A bite of her lip and he slides in next to her. He doesn't touch her, not even close, and she listens to his breathing as it evens out.
Don't fucking leave me ever again, she screams, silently.
malfoy manor—
her bones are screaming, her underwear is wet with urine and it sticks to her flesh there is blood everywhere she catches dracos eyes before greyback looms over her and he looks away greybacks breath smells like death she is going to die she knows it she knows it and she hears ron screaming below and greyback forces his hand to her breast and claws at it and she screams she screams and bellatrix casts another crucio and she writhes underneath the wolfs weight please please please shut up girly please please please his nails dig into her down to her cunt and he yanks at her pubic hair and laughs the mudbloods pissed herself please please please she thinks of ron of ron of ron that's quite enough greyback snaps narcissa shut up cissy draco is bone white his fists are clenched please please please it isn't the real sword its just a copy and shes thrown to the side of the room and shes screaming nobodys touching her anymore but shes still screaming and—
When she wakes, she's lying in a soft bed. Her body aches; her heartbeat feels off.
I'm still in Malfoy Manor, she thinks, wildly. I've been driven mad, I'm in Malfoy Manor, I've been driven mad, I'm in Malfoy Manor—
After a while, she closes her eyes again. Delirium, she thinks, is not so bad. She doesn't feel the stickiness between her legs anymore; some of the pain has begun to lessen. She looks down at herself and notices she is in new clothes; in soft trousers that are far too big for her.
She hears waves outside the window. There's a bookshelf—of course there would be. If this is a room of her own creation, of course there's a bookshelf.
The door creaks open.
It's him.
"You're awake" he says, weakly, staggering over to her. His eyes are red, wet. He collapses on his knees. "Hermione…"
She smiles at him. His breath trembles. "How—how are you feeling?"
She doesn't say anything.
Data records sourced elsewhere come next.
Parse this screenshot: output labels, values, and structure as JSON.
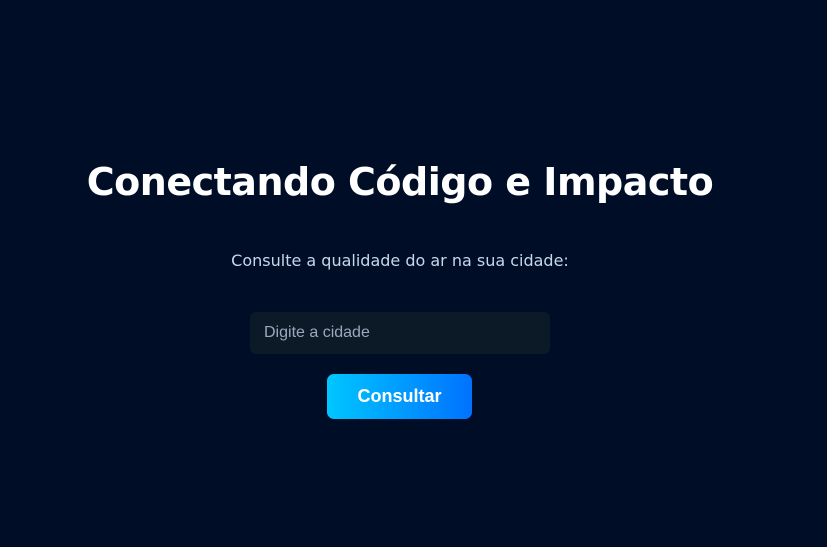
{
  "hero": {
    "title": "Conectando Código e Impacto",
    "subtitle": "Consulte a qualidade do ar na sua cidade:"
  },
  "search": {
    "placeholder": "Digite a cidade",
    "value": "",
    "button_label": "Consultar"
  },
  "colors": {
    "background": "#000d26",
    "input_background": "#0c1a28",
    "button_gradient_start": "#00c6ff",
    "button_gradient_end": "#0072ff",
    "title_text": "#ffffff",
    "subtitle_text": "#c9d6ea"
  }
}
The sun is rising; the light drops over his face, liming the hollow of his cheeks, the curve of his cupid's bow, the sharp clip of his jawline, in soft morning-gold.
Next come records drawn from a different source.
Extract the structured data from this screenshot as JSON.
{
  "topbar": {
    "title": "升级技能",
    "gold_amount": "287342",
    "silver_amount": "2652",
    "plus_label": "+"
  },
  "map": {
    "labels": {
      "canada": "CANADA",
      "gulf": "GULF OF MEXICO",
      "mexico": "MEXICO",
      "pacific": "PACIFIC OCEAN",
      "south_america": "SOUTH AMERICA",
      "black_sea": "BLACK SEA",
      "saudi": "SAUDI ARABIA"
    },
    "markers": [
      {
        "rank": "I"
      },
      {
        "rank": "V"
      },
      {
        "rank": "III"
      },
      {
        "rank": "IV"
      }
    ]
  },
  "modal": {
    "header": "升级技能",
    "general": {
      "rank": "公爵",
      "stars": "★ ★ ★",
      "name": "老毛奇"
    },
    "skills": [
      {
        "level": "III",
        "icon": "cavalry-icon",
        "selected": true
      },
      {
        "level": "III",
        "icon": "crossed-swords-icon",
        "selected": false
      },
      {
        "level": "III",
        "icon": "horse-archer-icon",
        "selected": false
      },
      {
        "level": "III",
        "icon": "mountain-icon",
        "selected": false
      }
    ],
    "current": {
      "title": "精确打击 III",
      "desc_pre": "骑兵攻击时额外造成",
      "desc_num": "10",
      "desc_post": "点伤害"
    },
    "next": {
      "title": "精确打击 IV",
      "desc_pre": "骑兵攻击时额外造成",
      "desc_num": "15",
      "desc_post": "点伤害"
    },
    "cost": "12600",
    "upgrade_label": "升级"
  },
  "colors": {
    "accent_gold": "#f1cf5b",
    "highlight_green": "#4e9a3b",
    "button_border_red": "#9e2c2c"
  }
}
Suddenly, she remembers that the mind cannot conjure up unfamiliar images.
If she has never seen this room before—
"Where am I?"
"Shell Cottage," he says. "Bill and Fleur's."
She nods, slowly. "Bill and Fleur's," she repeats. This makes sense.
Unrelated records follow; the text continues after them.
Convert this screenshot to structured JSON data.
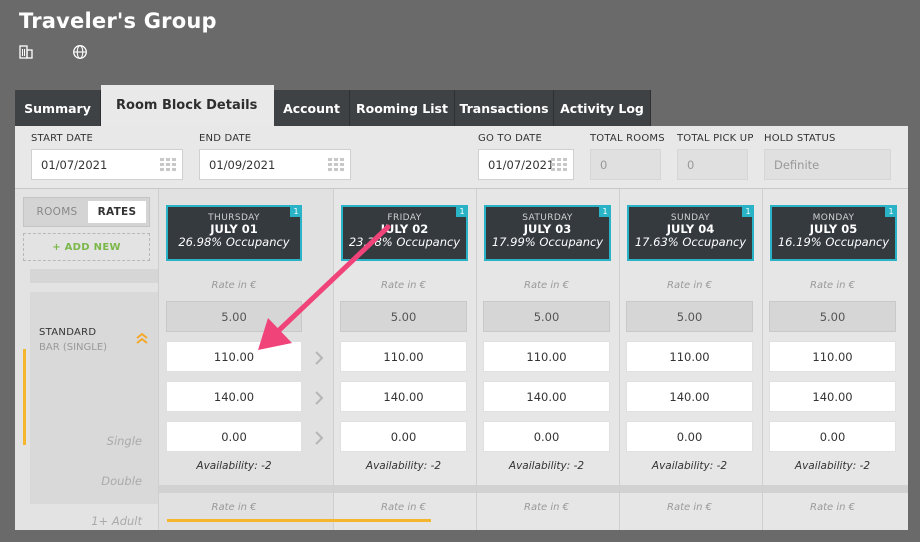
{
  "app": {
    "title": "Traveler's Group"
  },
  "header_icons": [
    "building-icon",
    "globe-icon"
  ],
  "tabs": [
    {
      "label": "Summary"
    },
    {
      "label": "Room Block Details"
    },
    {
      "label": "Account"
    },
    {
      "label": "Rooming List"
    },
    {
      "label": "Transactions"
    },
    {
      "label": "Activity Log"
    }
  ],
  "fields": {
    "start_date": {
      "label": "START DATE",
      "value": "01/07/2021"
    },
    "end_date": {
      "label": "END DATE",
      "value": "01/09/2021"
    },
    "go_to_date": {
      "label": "GO TO DATE",
      "value": "01/07/2021"
    },
    "total_rooms": {
      "label": "TOTAL ROOMS",
      "value": "0"
    },
    "total_pick_up": {
      "label": "TOTAL PICK UP",
      "value": "0"
    },
    "hold_status": {
      "label": "HOLD STATUS",
      "value": "Definite"
    }
  },
  "toggle": {
    "rooms": "ROOMS",
    "rates": "RATES"
  },
  "add_new": "+ ADD NEW",
  "room": {
    "name": "STANDARD",
    "sub": "BAR (SINGLE)",
    "occupancies": [
      "Single",
      "Double",
      "1+ Adult"
    ]
  },
  "rate_label": "Rate in €",
  "days": [
    {
      "weekday": "THURSDAY",
      "date": "JULY 01",
      "occupancy": "26.98% Occupancy",
      "badge": "1",
      "base": "5.00",
      "single": "110.00",
      "double": "140.00",
      "adult": "0.00",
      "availability": "Availability: -2"
    },
    {
      "weekday": "FRIDAY",
      "date": "JULY 02",
      "occupancy": "23.38% Occupancy",
      "badge": "1",
      "base": "5.00",
      "single": "110.00",
      "double": "140.00",
      "adult": "0.00",
      "availability": "Availability: -2"
    },
    {
      "weekday": "SATURDAY",
      "date": "JULY 03",
      "occupancy": "17.99% Occupancy",
      "badge": "1",
      "base": "5.00",
      "single": "110.00",
      "double": "140.00",
      "adult": "0.00",
      "availability": "Availability: -2"
    },
    {
      "weekday": "SUNDAY",
      "date": "JULY 04",
      "occupancy": "17.63% Occupancy",
      "badge": "1",
      "base": "5.00",
      "single": "110.00",
      "double": "140.00",
      "adult": "0.00",
      "availability": "Availability: -2"
    },
    {
      "weekday": "MONDAY",
      "date": "JULY 05",
      "occupancy": "16.19% Occupancy",
      "badge": "1",
      "base": "5.00",
      "single": "110.00",
      "double": "140.00",
      "adult": "0.00",
      "availability": "Availability: -2"
    }
  ],
  "colors": {
    "accent": "#2ab3c6",
    "highlight": "#f5b52e",
    "annotation": "#f0437a",
    "tab_dark": "#3f4245"
  }
}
She reaches out to touch his face; he catches her hand and curls her fingers in his. "You're real."
"Yeah," he breathes. He leans forward, and his eyes drop to her mouth; her heart retches, but he presses his lips to her cheek instead.
"Hang on a moment! We've forgotten someone!"
"Who?"
"The house-elves, they'll all be down in the kitchen, won't they?"
"You mean we ought to get them fighting?"
"No, I mean we should tell them to get out. We don't want any more Dobbys, do we? We can't order them to die for us—"
In the Gryffindor boys dormitories, Ron pulls the hangings around them.
She kisses him for the second time and thinks, finally.